Reunion between Christians as symbolized by interfaith Communion may be the witness before the world and as the answer to Christ’s prayer that all may be one.
Perhaps St. John XXIII, as the result of his experiences with Muslims in Turkey and rescuing Jews during World War II, had no fear when it came to working for Christian unity.
Re: “Spreading God’s mercy to the poorest of the poor” (Faith, Jan. 3).
I enjoyed reading the article about Mother Teresa of Kolkata and her upcoming canonization. I was a little surprised, however, to not see anything about her great devotion to Our Lord in the Blessed Sacrament. As Mother Teresa once stated: “I make a Holy Hour each day in the presence of the Blessed Sacrament; all my sisters of the Missionaries of Charity make a holy hour as well, because we find that through our daily hour, our love for Jesus becomes more intimate.”
I have been an active member of the St. Joseph Perpetual Adoration group in Bay City, Michigan, for nearly 30 years, and Mother Teresa has been one of our great persons we all pray to for help and inspiration.
— John Sheridan, Bay City, Michigan
Re: “Election 2016: The Catholic factor” (In Focus, Jan. 3).
I agree there is a “Catholic factor.” Catholics are “the ultimate swing vote” on everything in the world. Unfortunately, today the entire world — Catholics included — looks to what the Catholic Church does, not what it teaches.
When the U.S. Supreme Court ruled in favor of abortion in 1973 and gay “marriage” in 2015, what did Catholics do before these two anticipated spiritually cataclysmic rulings? Was a national prayer vigil and fast proclaimed in hopes to avoid the devastating effects of both? No. The world took notice. Since almost nothing was done, the world heard the Catholic Church say, “We don’t like it, but such is life.” If the watch dog (the Catholic Church) just barks once in a while but never bites, the thief will come and go at will. The Catholic Church is the most spiritually powerful organization on the planet.

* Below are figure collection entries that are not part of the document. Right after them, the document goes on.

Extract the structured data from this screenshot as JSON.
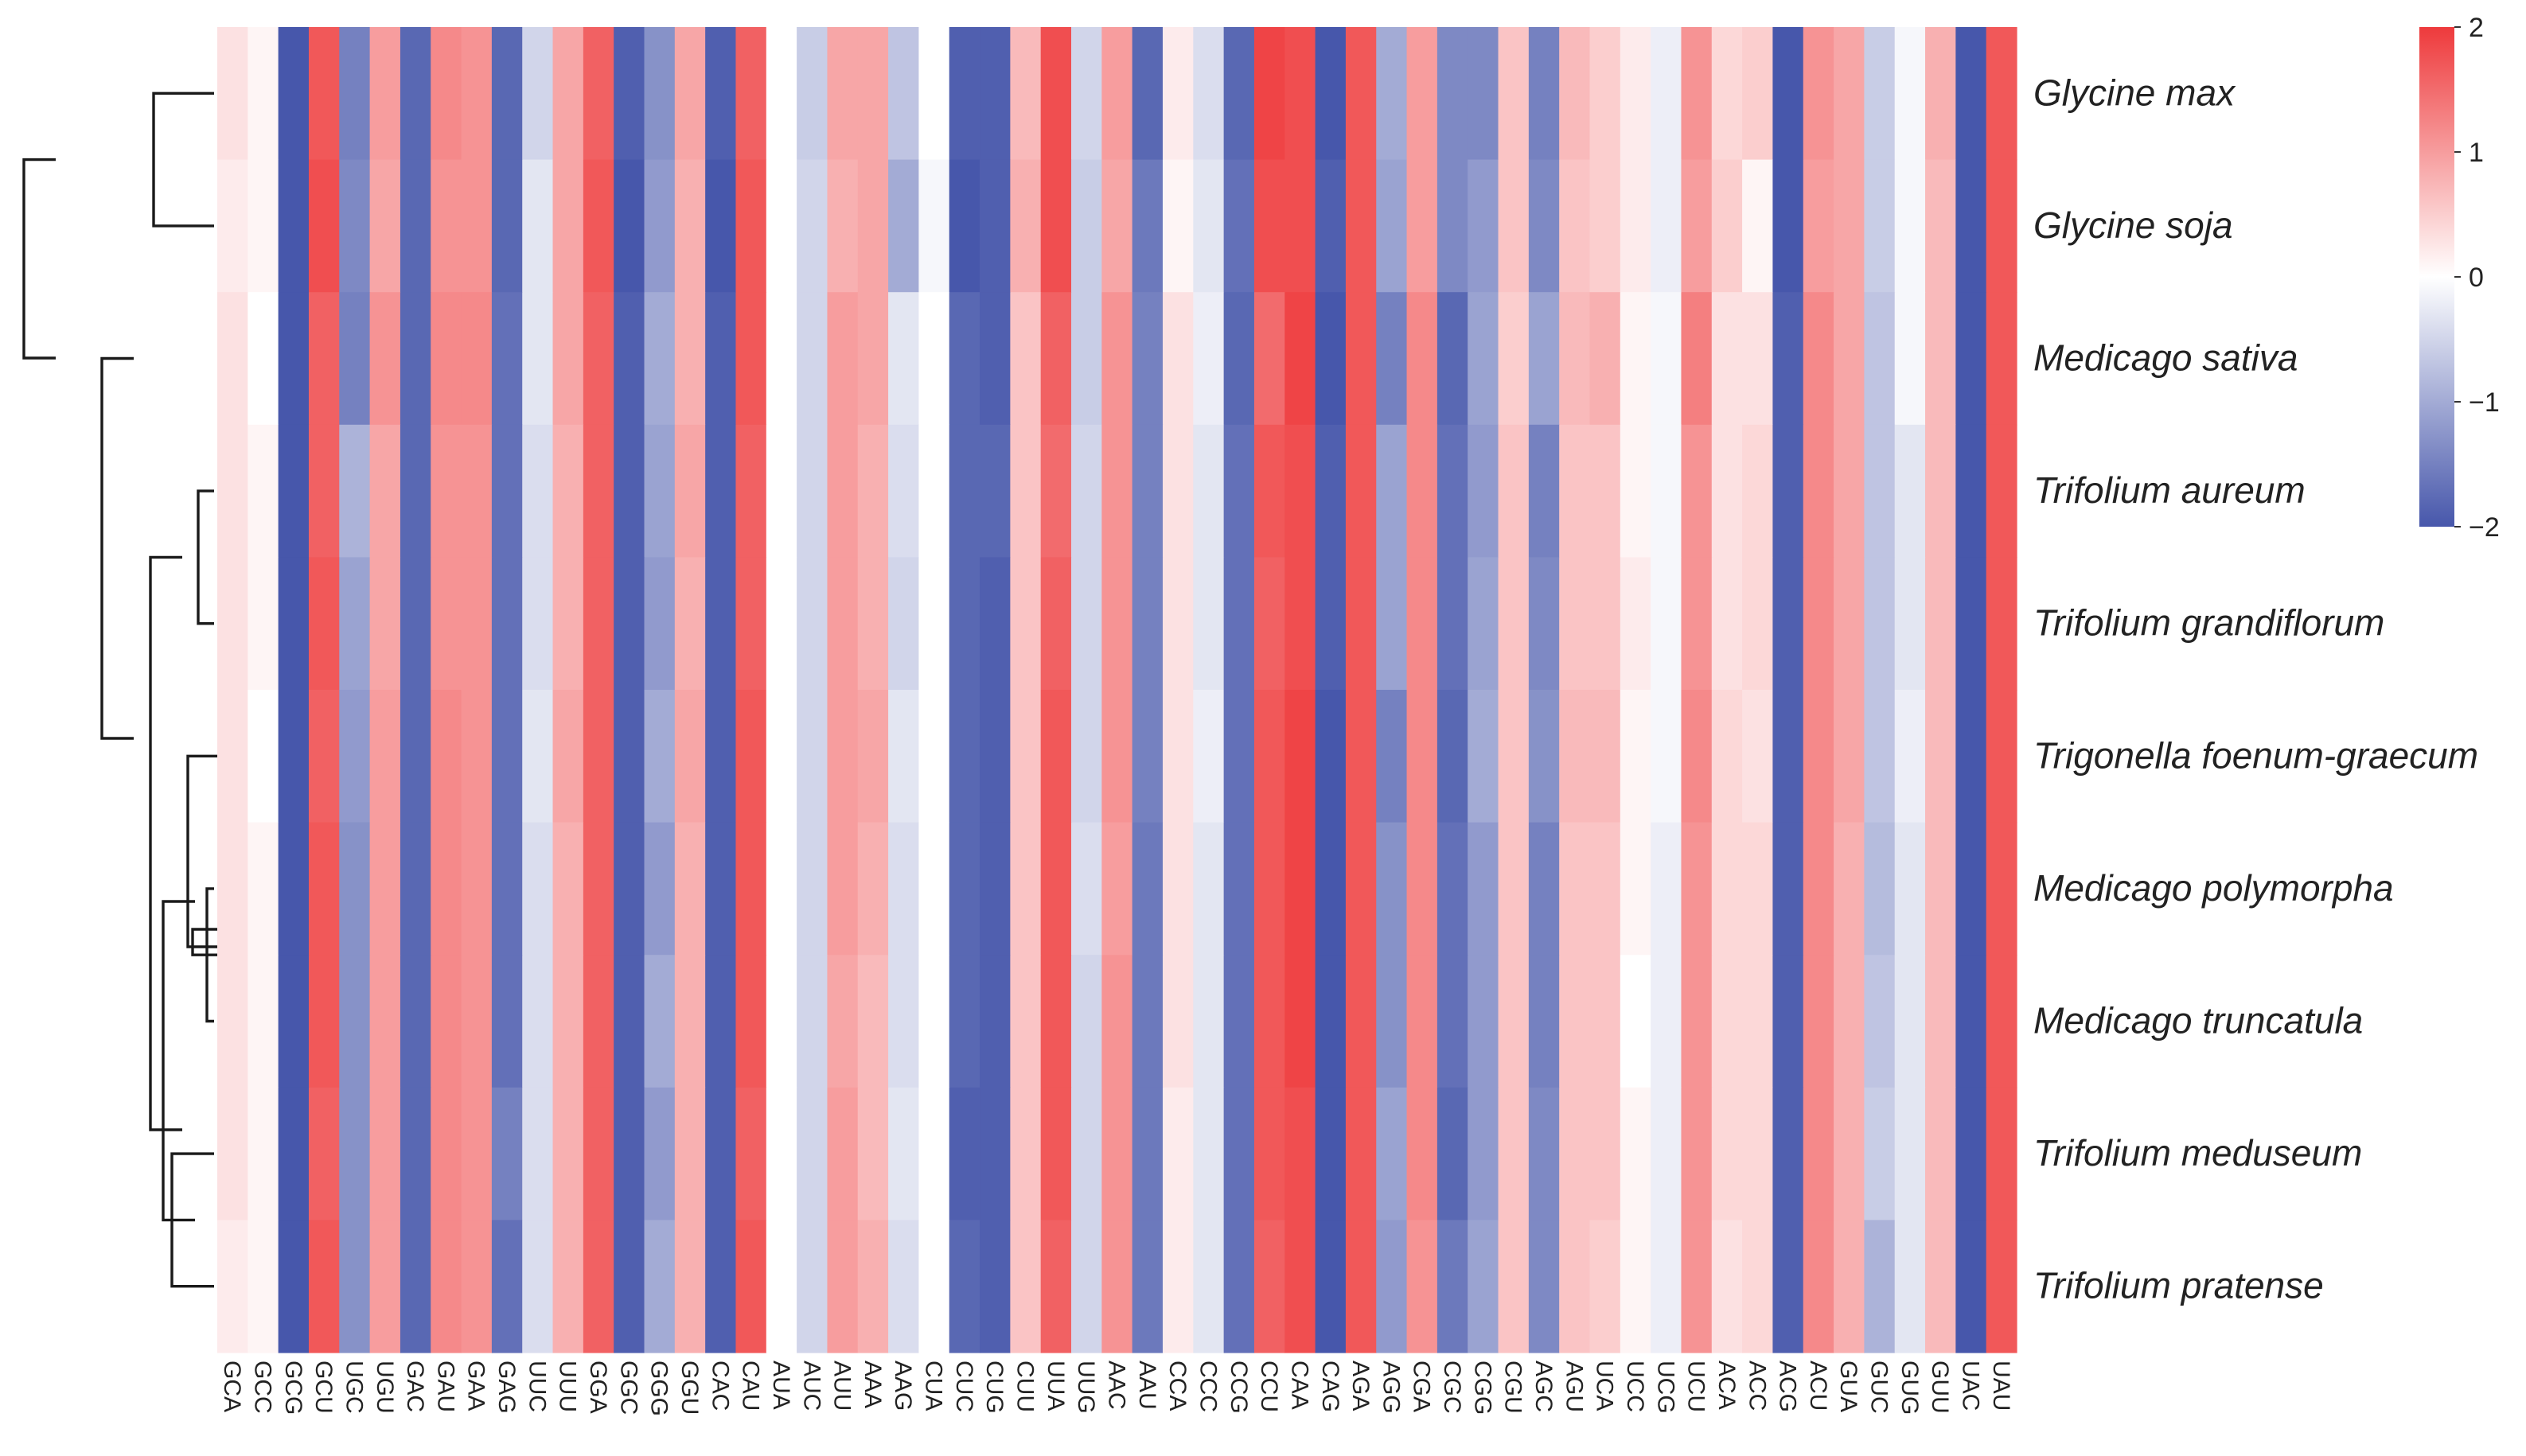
{
  "chart_data": {
    "type": "heatmap",
    "title": "",
    "xlabel": "",
    "ylabel": "",
    "columns": [
      "GCA",
      "GCC",
      "GCG",
      "GCU",
      "UGC",
      "UGU",
      "GAC",
      "GAU",
      "GAA",
      "GAG",
      "UUC",
      "UUU",
      "GGA",
      "GGC",
      "GGG",
      "GGU",
      "CAC",
      "CAU",
      "AUA",
      "AUC",
      "AUU",
      "AAA",
      "AAG",
      "CUA",
      "CUC",
      "CUG",
      "CUU",
      "UUA",
      "UUG",
      "AAC",
      "AAU",
      "CCA",
      "CCC",
      "CCG",
      "CCU",
      "CAA",
      "CAG",
      "AGA",
      "AGG",
      "CGA",
      "CGC",
      "CGG",
      "CGU",
      "AGC",
      "AGU",
      "UCA",
      "UCC",
      "UCG",
      "UCU",
      "ACA",
      "ACC",
      "ACG",
      "ACU",
      "GUA",
      "GUC",
      "GUG",
      "GUU",
      "UAC",
      "UAU"
    ],
    "rows": [
      "Glycine max",
      "Glycine soja",
      "Medicago sativa",
      "Trifolium aureum",
      "Trifolium grandiflorum",
      "Trigonella foenum-graecum",
      "Medicago polymorpha",
      "Medicago truncatula",
      "Trifolium meduseum",
      "Trifolium pratense"
    ],
    "values": [
      [
        0.3,
        0.1,
        -2.0,
        1.7,
        -1.5,
        1.0,
        -1.8,
        1.2,
        1.1,
        -1.8,
        -0.5,
        0.9,
        1.6,
        -1.9,
        -1.3,
        0.9,
        -1.9,
        1.6,
        0.0,
        -0.6,
        0.9,
        0.9,
        -0.7,
        0.0,
        -1.9,
        -1.9,
        0.7,
        1.8,
        -0.5,
        1.0,
        -1.8,
        0.2,
        -0.4,
        -1.8,
        1.9,
        1.8,
        -2.0,
        1.7,
        -1.0,
        1.0,
        -1.4,
        -1.4,
        0.6,
        -1.5,
        0.7,
        0.5,
        0.2,
        -0.2,
        1.1,
        0.4,
        0.5,
        -2.0,
        1.1,
        0.9,
        -0.6,
        -0.1,
        0.8,
        -2.0,
        1.7
      ],
      [
        0.2,
        0.1,
        -2.0,
        1.8,
        -1.4,
        0.9,
        -1.8,
        1.1,
        1.1,
        -1.8,
        -0.3,
        0.9,
        1.7,
        -2.0,
        -1.2,
        0.8,
        -2.0,
        1.7,
        0.0,
        -0.5,
        0.8,
        0.9,
        -1.0,
        -0.1,
        -2.0,
        -1.9,
        0.8,
        1.8,
        -0.6,
        0.9,
        -1.6,
        0.1,
        -0.3,
        -1.7,
        1.8,
        1.8,
        -1.9,
        1.7,
        -1.1,
        1.0,
        -1.4,
        -1.2,
        0.6,
        -1.4,
        0.6,
        0.5,
        0.2,
        -0.2,
        1.0,
        0.5,
        0.1,
        -2.0,
        1.0,
        0.9,
        -0.6,
        -0.1,
        0.7,
        -2.0,
        1.7
      ],
      [
        0.3,
        0.0,
        -2.0,
        1.6,
        -1.5,
        1.1,
        -1.8,
        1.2,
        1.2,
        -1.7,
        -0.3,
        0.9,
        1.6,
        -1.9,
        -1.0,
        0.8,
        -1.9,
        1.7,
        0.0,
        -0.5,
        1.0,
        0.9,
        -0.3,
        0.0,
        -1.8,
        -1.9,
        0.6,
        1.6,
        -0.6,
        1.1,
        -1.5,
        0.3,
        -0.2,
        -1.8,
        1.5,
        1.9,
        -2.0,
        1.7,
        -1.5,
        1.2,
        -1.8,
        -1.1,
        0.5,
        -1.1,
        0.7,
        0.8,
        0.1,
        -0.1,
        1.3,
        0.3,
        0.3,
        -1.9,
        1.2,
        0.9,
        -0.7,
        -0.1,
        0.7,
        -2.0,
        1.7
      ],
      [
        0.3,
        0.1,
        -2.0,
        1.6,
        -0.9,
        0.9,
        -1.8,
        1.1,
        1.1,
        -1.7,
        -0.4,
        0.8,
        1.6,
        -1.9,
        -1.1,
        0.9,
        -1.9,
        1.6,
        0.0,
        -0.5,
        1.0,
        0.8,
        -0.4,
        0.0,
        -1.8,
        -1.8,
        0.6,
        1.5,
        -0.5,
        1.1,
        -1.5,
        0.3,
        -0.3,
        -1.7,
        1.7,
        1.8,
        -1.9,
        1.7,
        -1.1,
        1.2,
        -1.7,
        -1.2,
        0.6,
        -1.5,
        0.6,
        0.6,
        0.1,
        -0.1,
        1.1,
        0.3,
        0.4,
        -1.9,
        1.2,
        0.9,
        -0.7,
        -0.3,
        0.7,
        -2.0,
        1.7
      ],
      [
        0.3,
        0.1,
        -2.0,
        1.7,
        -1.1,
        0.9,
        -1.8,
        1.1,
        1.1,
        -1.7,
        -0.4,
        0.8,
        1.6,
        -1.9,
        -1.2,
        0.8,
        -1.9,
        1.6,
        0.0,
        -0.5,
        1.0,
        0.8,
        -0.5,
        0.0,
        -1.8,
        -1.9,
        0.6,
        1.6,
        -0.5,
        1.1,
        -1.5,
        0.3,
        -0.3,
        -1.7,
        1.6,
        1.8,
        -1.9,
        1.7,
        -1.1,
        1.2,
        -1.7,
        -1.1,
        0.6,
        -1.4,
        0.6,
        0.6,
        0.2,
        -0.1,
        1.1,
        0.3,
        0.4,
        -1.9,
        1.2,
        0.9,
        -0.7,
        -0.3,
        0.7,
        -2.0,
        1.7
      ],
      [
        0.3,
        0.0,
        -2.0,
        1.6,
        -1.2,
        1.0,
        -1.8,
        1.2,
        1.1,
        -1.7,
        -0.3,
        0.9,
        1.6,
        -1.9,
        -1.0,
        0.9,
        -1.9,
        1.7,
        0.0,
        -0.5,
        1.0,
        0.9,
        -0.3,
        0.0,
        -1.8,
        -1.9,
        0.6,
        1.7,
        -0.5,
        1.1,
        -1.5,
        0.3,
        -0.2,
        -1.7,
        1.7,
        1.9,
        -2.0,
        1.7,
        -1.5,
        1.2,
        -1.8,
        -1.0,
        0.6,
        -1.3,
        0.7,
        0.7,
        0.1,
        -0.1,
        1.2,
        0.4,
        0.3,
        -1.9,
        1.2,
        0.9,
        -0.7,
        -0.2,
        0.7,
        -2.0,
        1.7
      ],
      [
        0.3,
        0.1,
        -2.0,
        1.7,
        -1.3,
        1.0,
        -1.8,
        1.2,
        1.1,
        -1.7,
        -0.4,
        0.8,
        1.6,
        -1.9,
        -1.2,
        0.8,
        -1.9,
        1.7,
        0.0,
        -0.5,
        1.0,
        0.8,
        -0.4,
        0.0,
        -1.8,
        -1.9,
        0.6,
        1.7,
        -0.4,
        1.0,
        -1.6,
        0.3,
        -0.3,
        -1.7,
        1.7,
        1.9,
        -2.0,
        1.7,
        -1.3,
        1.2,
        -1.7,
        -1.2,
        0.6,
        -1.5,
        0.6,
        0.6,
        0.1,
        -0.2,
        1.1,
        0.4,
        0.4,
        -1.9,
        1.2,
        0.8,
        -0.8,
        -0.3,
        0.7,
        -2.0,
        1.7
      ],
      [
        0.3,
        0.1,
        -2.0,
        1.7,
        -1.3,
        1.0,
        -1.8,
        1.2,
        1.1,
        -1.7,
        -0.4,
        0.8,
        1.6,
        -1.9,
        -1.0,
        0.8,
        -1.9,
        1.7,
        0.0,
        -0.5,
        0.9,
        0.7,
        -0.4,
        0.0,
        -1.8,
        -1.9,
        0.6,
        1.7,
        -0.5,
        1.1,
        -1.6,
        0.3,
        -0.3,
        -1.7,
        1.7,
        1.9,
        -2.0,
        1.7,
        -1.3,
        1.2,
        -1.7,
        -1.2,
        0.6,
        -1.5,
        0.6,
        0.6,
        0.0,
        -0.2,
        1.1,
        0.4,
        0.4,
        -1.9,
        1.2,
        0.8,
        -0.7,
        -0.3,
        0.7,
        -2.0,
        1.7
      ],
      [
        0.3,
        0.1,
        -2.0,
        1.6,
        -1.3,
        1.0,
        -1.8,
        1.2,
        1.1,
        -1.5,
        -0.4,
        0.8,
        1.6,
        -1.9,
        -1.2,
        0.8,
        -1.9,
        1.6,
        0.0,
        -0.5,
        1.0,
        0.7,
        -0.3,
        0.0,
        -1.9,
        -1.9,
        0.6,
        1.7,
        -0.5,
        1.1,
        -1.6,
        0.2,
        -0.3,
        -1.7,
        1.7,
        1.8,
        -2.0,
        1.7,
        -1.1,
        1.2,
        -1.8,
        -1.2,
        0.6,
        -1.4,
        0.6,
        0.6,
        0.1,
        -0.2,
        1.1,
        0.4,
        0.4,
        -1.9,
        1.2,
        0.8,
        -0.6,
        -0.3,
        0.7,
        -2.0,
        1.7
      ],
      [
        0.2,
        0.1,
        -2.0,
        1.7,
        -1.3,
        1.0,
        -1.8,
        1.2,
        1.1,
        -1.7,
        -0.4,
        0.8,
        1.6,
        -1.9,
        -1.0,
        0.8,
        -1.9,
        1.7,
        0.0,
        -0.5,
        1.0,
        0.8,
        -0.4,
        0.0,
        -1.8,
        -1.9,
        0.6,
        1.6,
        -0.5,
        1.1,
        -1.6,
        0.2,
        -0.3,
        -1.7,
        1.6,
        1.8,
        -2.0,
        1.7,
        -1.2,
        1.1,
        -1.6,
        -1.1,
        0.6,
        -1.4,
        0.6,
        0.5,
        0.1,
        -0.2,
        1.1,
        0.3,
        0.4,
        -1.9,
        1.2,
        0.8,
        -0.9,
        -0.3,
        0.7,
        -2.0,
        1.7
      ]
    ],
    "colorscale": {
      "min": -2,
      "max": 2,
      "low": "#4757ab",
      "mid": "#ffffff",
      "high": "#ee3a3c"
    },
    "legend": {
      "position": "top-right",
      "ticks": [
        "2",
        "1",
        "0",
        "−1",
        "−2"
      ],
      "tick_values": [
        2,
        1,
        0,
        -1,
        -2
      ]
    },
    "dendrogram": {
      "side": "left",
      "type": "row-clustering"
    }
  }
}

What good is power if not used?
Let each of us ask God to give us the wisdom and courage to use the power of his Church and its sacramental grace to change the world to know, love and serve him, and not let the world change us instead.
— Joe Marincel, Flower Mound, Texas
While reading Mark Gray’s article, I could not understand how the Democratic Party could be given such consideration. The devil has truly lulled even the Church into a remarkable complacency. The Democratic party has written into its party platform abortion on demand and same-sex marriage. What more should need to be said? How is it that this does not completely disqualify it from consideration?
Whatever the other party has done, it has not explicitly condoned and encouraged mortal sin on a national scale. It has not, for instance, written a return to slavery into its platform — this would be an equal horror, but it has not done that.
When will the frog in boiling water wake up?